『「百人斬り競争」と南京事件』(追記あり)
先ほど買い物に出た時に買って帰ったばかりですが。
目次
はじめに
第一章 「百人斬り競争」を生み出した戦争社会
第二章 「百人斬り競争」の傍証−−日本刀と軍国美談と国民
第三章 「百人斬り競争」の証明(1)
第四章 「百人斬り競争」の証明(2)
補論 「百人斬り競争」はなぜ南京軍事裁判で裁かれたのか
おわりに
あとがき
脊髄反射する人種もいるので言わずもがなの補足をしておけば、「百人斬り競争」の証明というのは「当時新聞で報道された通りのことがあった」という証明を意味するわけではない。
従来はどうしても否定派に対抗するかたちでなされてきた、つまりは後手に回っている感がなきにしもあらずだった「百人斬り」についての研究が一冊にまとめられた(一冊丸々のスペースを割り振って発表された)ことの意味は大きい。過去に出版された著作の一部、雑誌論文、さらにはネット上のコンテンツをあわせれば相当な量の研究の積み重ねはあったわけだが、あちこちに散在している情報を通読するのはやはり並大抵のことではないからである。
読了したらまた改めてご報告させていただきます。
6月25日追記:一通り読了しました。読みどころの一つは第一章、第二章で豊富に紹介されている「○○人斬り」の報道例でしょう。両少尉の「百人斬り」以外にも多くの「○○人斬り」が報じられていたことについてはすでに小野賢二氏が調査し、『季刊 戦争責任研究』の第50号(05年12月)で紙面の写真とともに紹介されていますが、地元の図書館や書店で閲覧・入手するのが容易ではない媒体だけに、今回多数の例が紹介されたのは意味のあることでしょう。「百人斬り」のケースだけを単独で問題にして「捏造記事に決まっている」などと論じることの無意味さが直ちに了解できます。また、第一章で紹介されている資料、『日本刀の近代的研究』(海軍大佐小泉久男、丸善、1933年)もたいへん示唆に富むものです。

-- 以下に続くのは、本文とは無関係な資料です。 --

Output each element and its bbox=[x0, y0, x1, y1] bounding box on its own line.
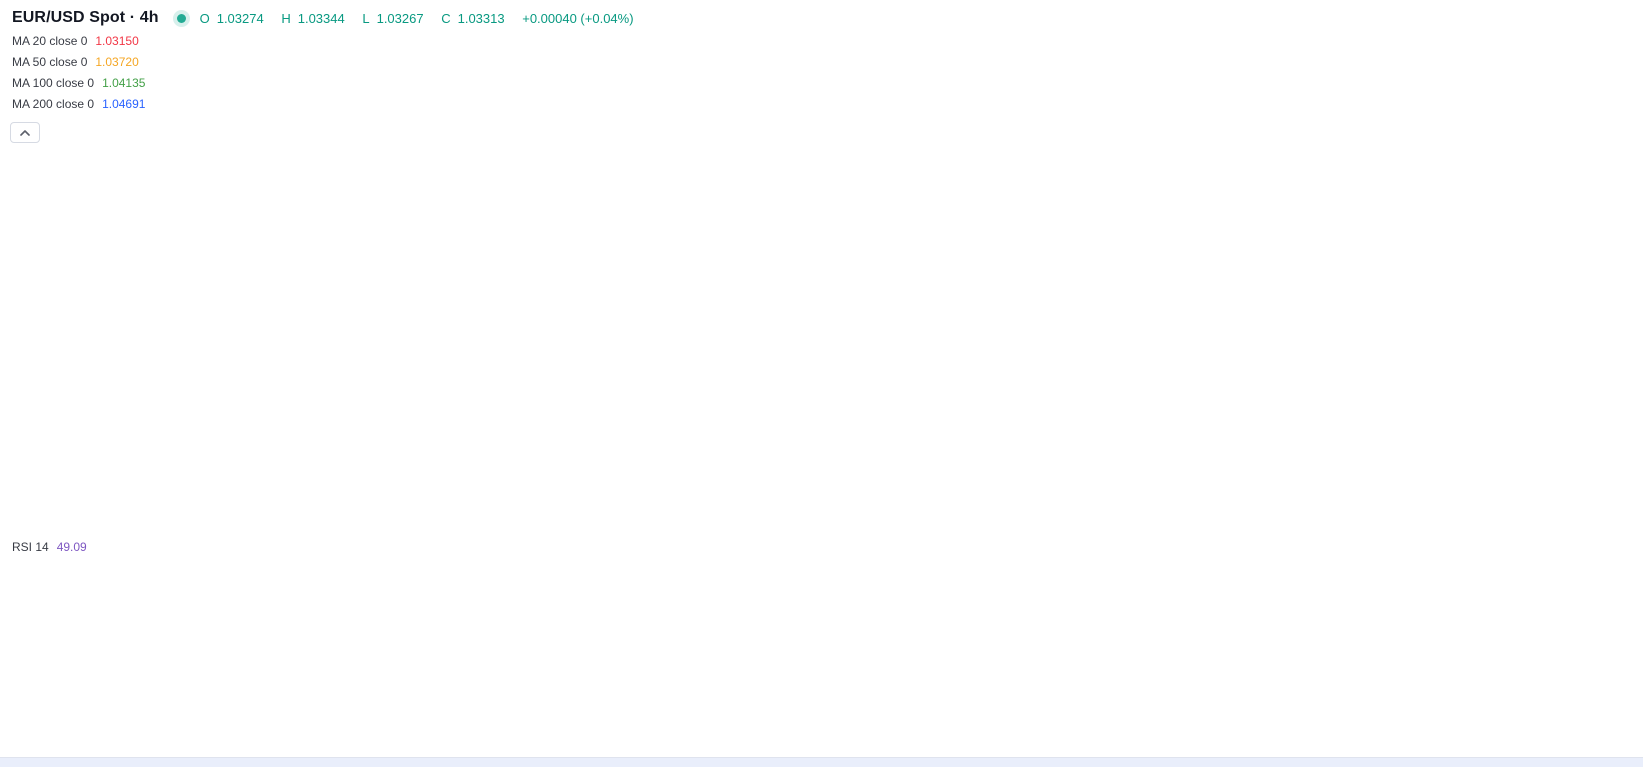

第一次上海事変の戦訓を海軍砲術学校が調査した結果で、そのなかには「据え物斬り」(著者の分類)で42人を斬ったという「切れ味至極」な日本刀の例が紹介されています。「刀身は何ら異常なしといえども、骨を切りしときの跡かと思われ刀身の物打の部に白けて見ゆる部あり」というのが調査時の状態でした。山本七平的な頭ごなしの否定論は、日本軍によって公式に、あらかじめ論駁されていたと言ってよいでしょう。
「百人斬り」をめぐる議論において無視できない論点に「なぜこの二人が?」というものがあります。補論では戦後の戦犯裁判においてこの二人が戦犯として選定された経緯についても詳しく触れられていますが、「はじめに」では日本人が考える以上に中国人にとって「百人斬り」が「南京大虐殺」の重要な構成要素となっていることが(アンケートや教科書の記述の分析を通じて)指摘されています(ホドロフスキさんも李監督の『靖国』の背後に、日本刀に対する中国人の特有の認識があるのではないか、といった指摘をされていました)。強い情動をともなう記憶をもたない者は「どうせ問題にするならより組織的、構造的な事柄を…」と考えがちですが、「距離のない殺人」は殺す側だけでなく殺される側(正確には殺されかけて生き残った人や目撃した人、でしょうが)にも強い衝撃を与えるであろうことは予測できます。9.11以降のイスラーム過激派の表象にしても、あの「首切り」という殺害方法はかなり強調されています。ただ、「中国人の死生観」に言及した部分については、更なる考証が必要であるように感じました。